Now that I've got your attention, permit me to connect some interesting dots I see floating between the Olympic spirit, sex and free trade. The prospects of such diverse data points folding into a meaningful picture may seem remote, but stay with me.
Here's an even juicier tease from Fox Sports that might help you focus for just a bit longer:
"The first record of the Rio Olympics was set ahead of the opening ceremony when 450,000 condoms were ordered for the athletes' village.
"There are 10,500 competitors in Rio, making that 42 condoms each -- even before Australia, Britain and other nations ordered in extra allocations. The London Olympics were dubbed 'the raunchiest Games ever' but a mere 150,000 condoms were allocated to the village four years ago."
With all due respect for the amazing perseverance of Michael Phelps, the explosive perfection of Simone Biles, and the inspiring presence of the Refugee Team, this steamy factoid surely showcases the Olympic spirit in ways the decathlon can only dream about (i.e., Cooperation and Competition, spelled with capital "C's").
If you're an old-schooler like me, such intense, fun-filled "training" seems a little counterproductive. What ever happened to the wisdom of living like prayerful monks before the big game? On the other hand, you won't find any gold medals hanging over my mantle.
Interestingly, the blossoming of the Olympic spirit in Brazil this summer has also taken shape in the form of international trade. On Aug. 1, USDA announced that Brazil had agreed to reopen to exports of U.S. beef for the first time December 2003. At the same time, the FSIS determined that the United States could safely import fresh (chilled or frozen) beef from Brazil.

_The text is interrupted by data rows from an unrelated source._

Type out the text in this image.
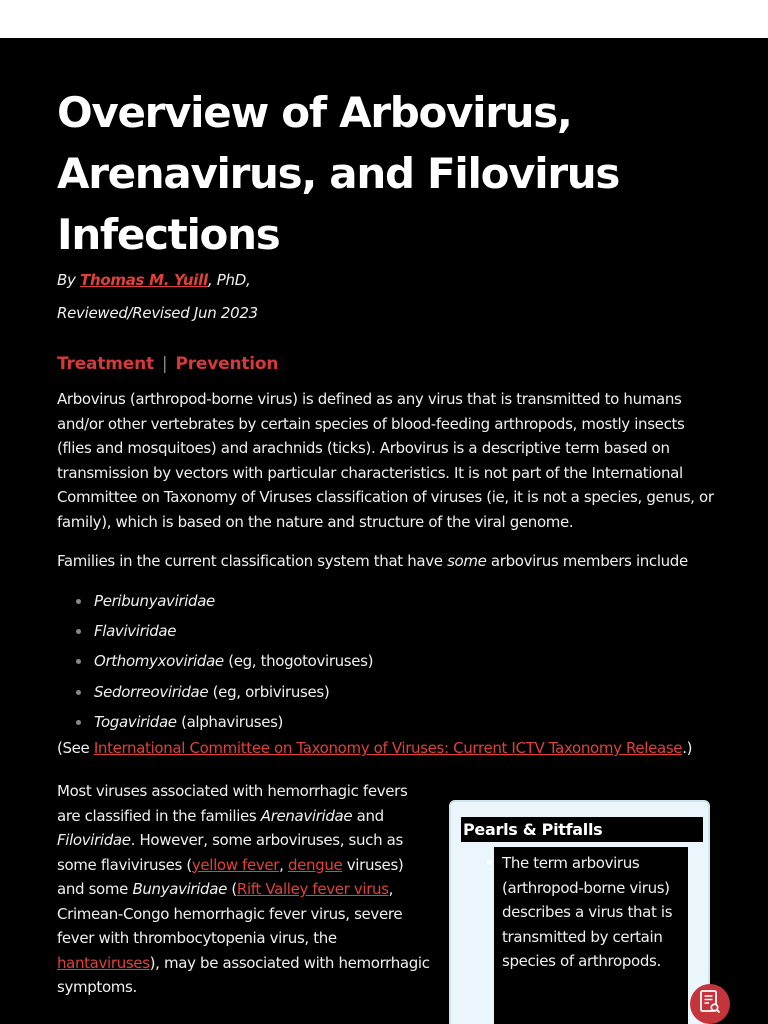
Overview of Arbovirus, Arenavirus, and Filovirus Infections
By Thomas M. Yuill, PhD,
Reviewed/Revised Jun 2023
Treatment | Prevention

Arbovirus (arthropod-borne virus) is defined as any virus that is transmitted to humans and/or other vertebrates by certain species of blood-feeding arthropods, mostly insects (flies and mosquitoes) and arachnids (ticks). Arbovirus is a descriptive term based on transmission by vectors with particular characteristics. It is not part of the International Committee on Taxonomy of Viruses classification of viruses (ie, it is not a species, genus, or family), which is based on the nature and structure of the viral genome.

Families in the current classification system that have some arbovirus members include

Peribunyaviridae
Flaviviridae
Orthomyxoviridae (eg, thogotoviruses)
Sedorreoviridae (eg, orbiviruses)
Togaviridae (alphaviruses)
(See International Committee on Taxonomy of Viruses: Current ICTV Taxonomy Release.)

Most viruses associated with hemorrhagic fevers are classified in the families Arenaviridae and Filoviridae. However, some arboviruses, such as some flaviviruses (yellow fever, dengue viruses) and some Bunyaviridae (Rift Valley fever virus, Crimean-Congo hemorrhagic fever virus, severe fever with thrombocytopenia virus, the hantaviruses), may be associated with hemorrhagic symptoms.

Pearls & Pitfalls
The term arbovirus (arthropod-borne virus) describes a virus that is transmitted by certain species of arthropods.
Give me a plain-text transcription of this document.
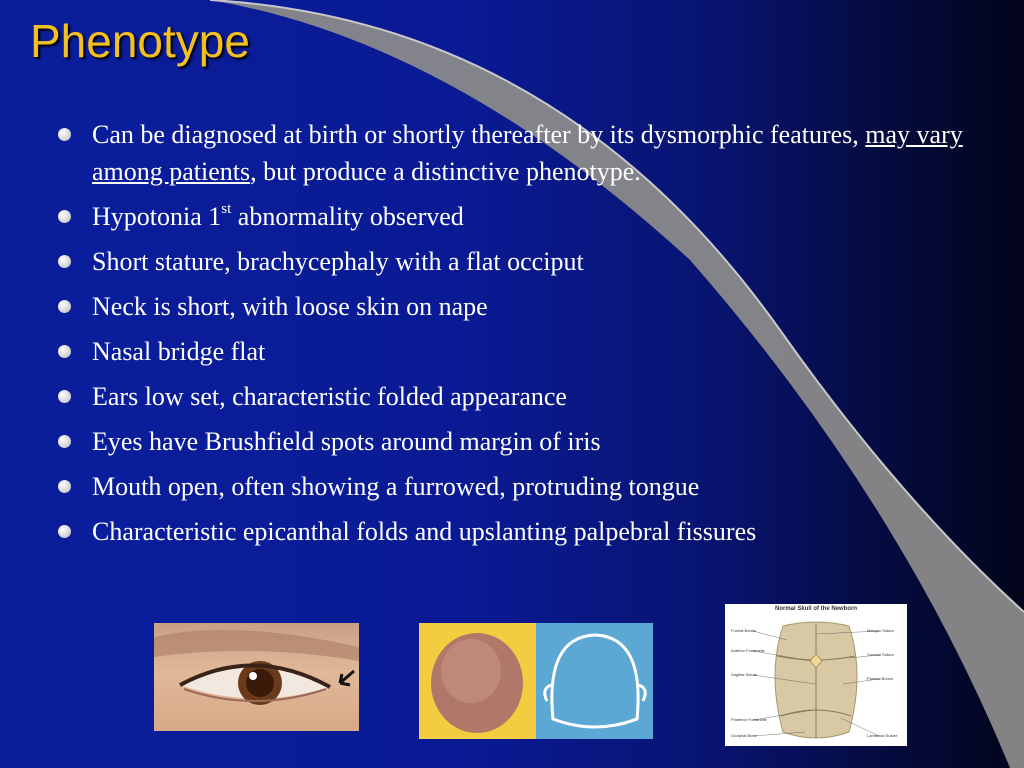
Phenotype
Can be diagnosed at birth or shortly thereafter by its dysmorphic features, may vary among patients, but produce a distinctive phenotype.
Hypotonia 1st abnormality observed
Short stature, brachycephaly with a flat occiput
Neck is short, with loose skin on nape
Nasal bridge flat
Ears low set, characteristic folded appearance
Eyes have Brushfield spots around margin of iris
Mouth open, often showing a furrowed, protruding tongue
Characteristic epicanthal folds and upslanting palpebral fissures
Normal Skull of the Newborn
Frontal Bones
Anterior Fontanelle
Sagittal Suture
Posterior Fontanelle
Occipital Bone
Metopic Suture
Coronal Suture
Parietal Bones
Lambdoid Suture
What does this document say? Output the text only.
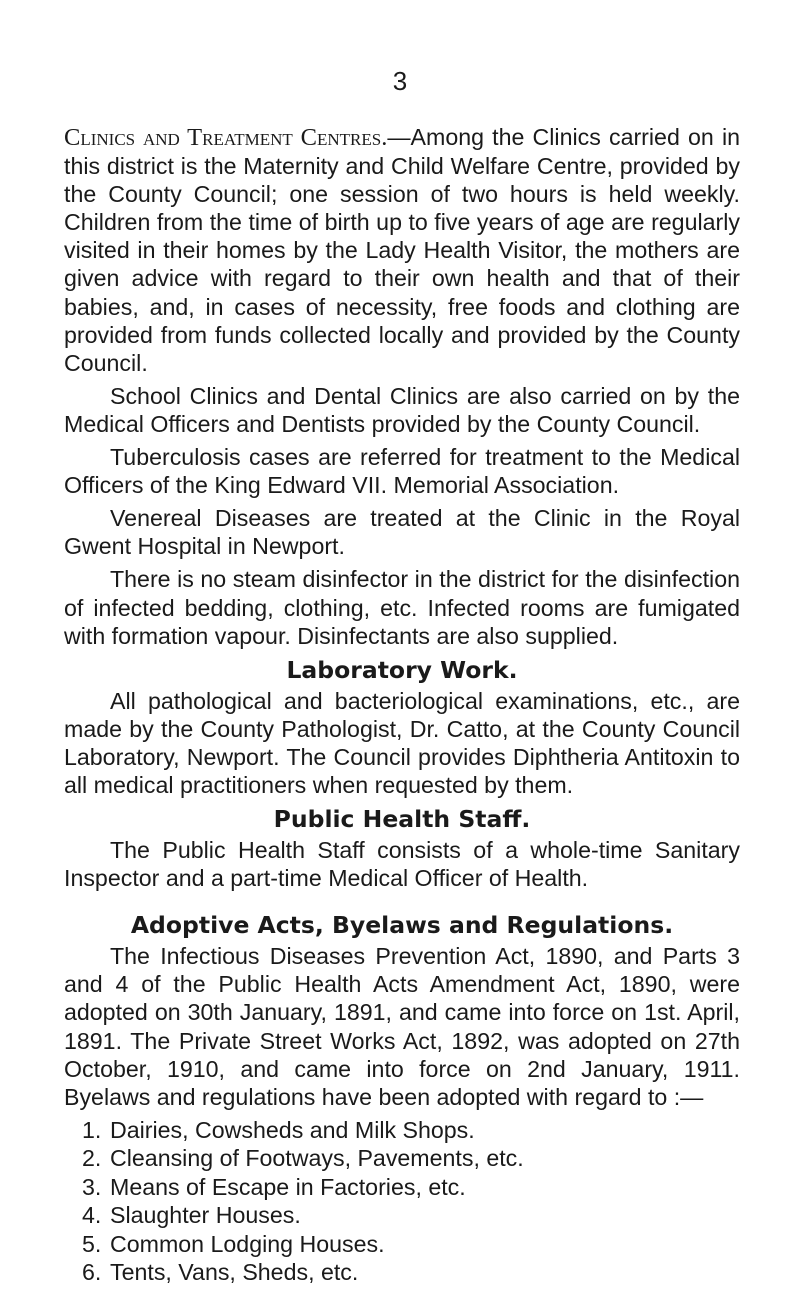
3

Clinics and Treatment Centres.—Among the Clinics carried on in this district is the Maternity and Child Welfare Centre, provided by the County Council; one session of two hours is held weekly. Children from the time of birth up to five years of age are regularly visited in their homes by the Lady Health Visitor, the mothers are given advice with regard to their own health and that of their babies, and, in cases of necessity, free foods and clothing are provided from funds collected locally and provided by the County Council.

School Clinics and Dental Clinics are also carried on by the Medical Officers and Dentists provided by the County Council.

Tuberculosis cases are referred for treatment to the Medical Officers of the King Edward VII. Memorial Association.

Venereal Diseases are treated at the Clinic in the Royal Gwent Hospital in Newport.

There is no steam disinfector in the district for the disinfection of infected bedding, clothing, etc. Infected rooms are fumigated with formation vapour. Disinfectants are also supplied.

Laboratory Work.

All pathological and bacteriological examinations, etc., are made by the County Pathologist, Dr. Catto, at the County Council Laboratory, Newport. The Council provides Diphtheria Antitoxin to all medical practitioners when requested by them.

Public Health Staff.

The Public Health Staff consists of a whole-time Sanitary Inspector and a part-time Medical Officer of Health.

Adoptive Acts, Byelaws and Regulations.

The Infectious Diseases Prevention Act, 1890, and Parts 3 and 4 of the Public Health Acts Amendment Act, 1890, were adopted on 30th January, 1891, and came into force on 1st. April, 1891. The Private Street Works Act, 1892, was adopted on 27th October, 1910, and came into force on 2nd January, 1911. Byelaws and regulations have been adopted with regard to :—

1. Dairies, Cowsheds and Milk Shops.
2. Cleansing of Footways, Pavements, etc.
3. Means of Escape in Factories, etc.
4. Slaughter Houses.
5. Common Lodging Houses.
6. Tents, Vans, Sheds, etc.
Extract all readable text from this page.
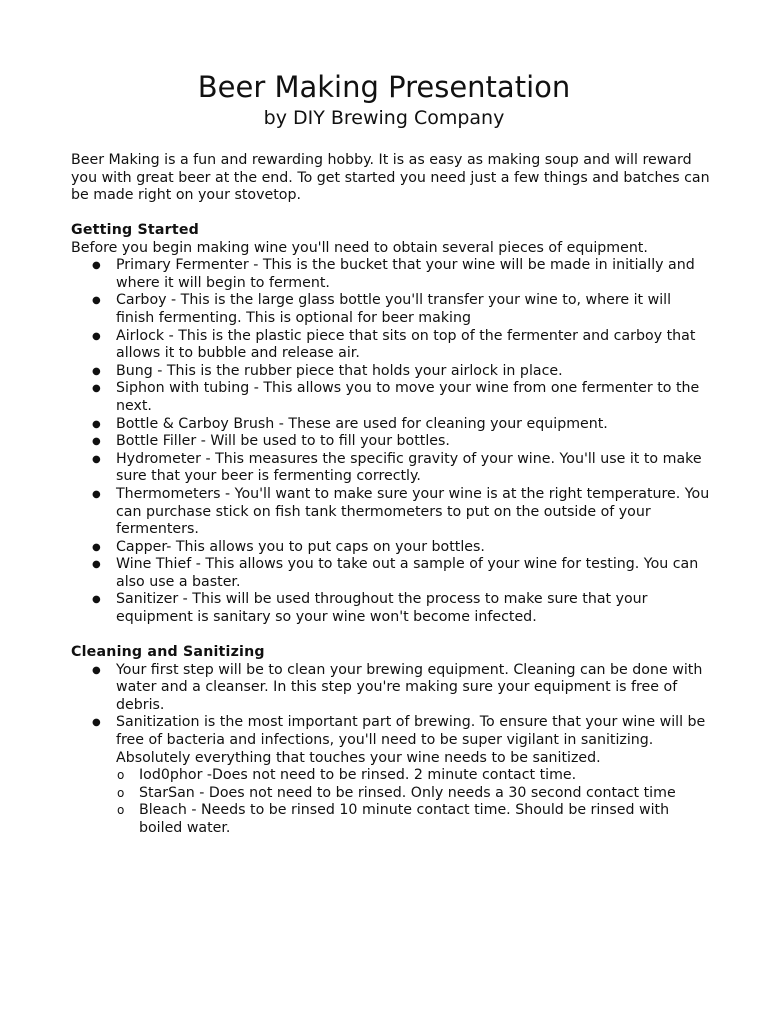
Beer Making Presentation
by DIY Brewing Company

Beer Making is a fun and rewarding hobby. It is as easy as making soup and will reward you with great beer at the end. To get started you need just a few things and batches can be made right on your stovetop.

Getting Started

Before you begin making wine you'll need to obtain several pieces of equipment.

● Primary Fermenter - This is the bucket that your wine will be made in initially and where it will begin to ferment.
● Carboy - This is the large glass bottle you'll transfer your wine to, where it will finish fermenting. This is optional for beer making
● Airlock - This is the plastic piece that sits on top of the fermenter and carboy that allows it to bubble and release air.
● Bung - This is the rubber piece that holds your airlock in place.
● Siphon with tubing - This allows you to move your wine from one fermenter to the next.
● Bottle & Carboy Brush - These are used for cleaning your equipment.
● Bottle Filler - Will be used to to fill your bottles.
● Hydrometer - This measures the specific gravity of your wine. You'll use it to make sure that your beer is fermenting correctly.
● Thermometers - You'll want to make sure your wine is at the right temperature. You can purchase stick on fish tank thermometers to put on the outside of your fermenters.
● Capper- This allows you to put caps on your bottles.
● Wine Thief - This allows you to take out a sample of your wine for testing. You can also use a baster.
● Sanitizer - This will be used throughout the process to make sure that your equipment is sanitary so your wine won't become infected.
Cleaning and Sanitizing
● Your first step will be to clean your brewing equipment. Cleaning can be done with water and a cleanser. In this step you're making sure your equipment is free of debris.
● Sanitization is the most important part of brewing. To ensure that your wine will be free of bacteria and infections, you'll need to be super vigilant in sanitizing. Absolutely everything that touches your wine needs to be sanitized.
o Iod0phor -Does not need to be rinsed. 2 minute contact time.
o StarSan - Does not need to be rinsed. Only needs a 30 second contact time
o Bleach - Needs to be rinsed 10 minute contact time. Should be rinsed with boiled water.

Beef trade negotiators have successfully worked to relight the torch of free trade between two powerhouses of production. It required that both the U.S. and Brazil agree to bury health-related hatchets, cudgels of trade protectionism that could no longer by justified by accepted standards of international science.
Specifically, the U.S. conceded that former fears of foot-and-mouth disease within Brazil represented an unjustifiable trade barrier to fresh beef imports. On the other hand, Brazil admitted that its fears of BSE within the U.S. were completely unfounded. While some dissenters in both countries no doubt view respective concessions to freer trade as dangerous to domestic bases of production, the exacting standards of the World Organization of Animal Health (OIE) have carried the day and thereby expanded the profitable circle of global trade.
I've heard a certain amount of grousing about this new chapter in international beef trade. Some fret that the OIE is simply wrong about the real threat of FMD, that the U.S. is risking too much in the face of limited opportunity. Yet I think it is critical that this country abide by the same standards of reason, fairness and scientific fact-finding that we require of other nations when they evaluated our exportable products.
Exporters need to give in order to get. I'll buy yours, if you buy mine. Actually, that's how I wanted to start. Just figured I needed a better hook.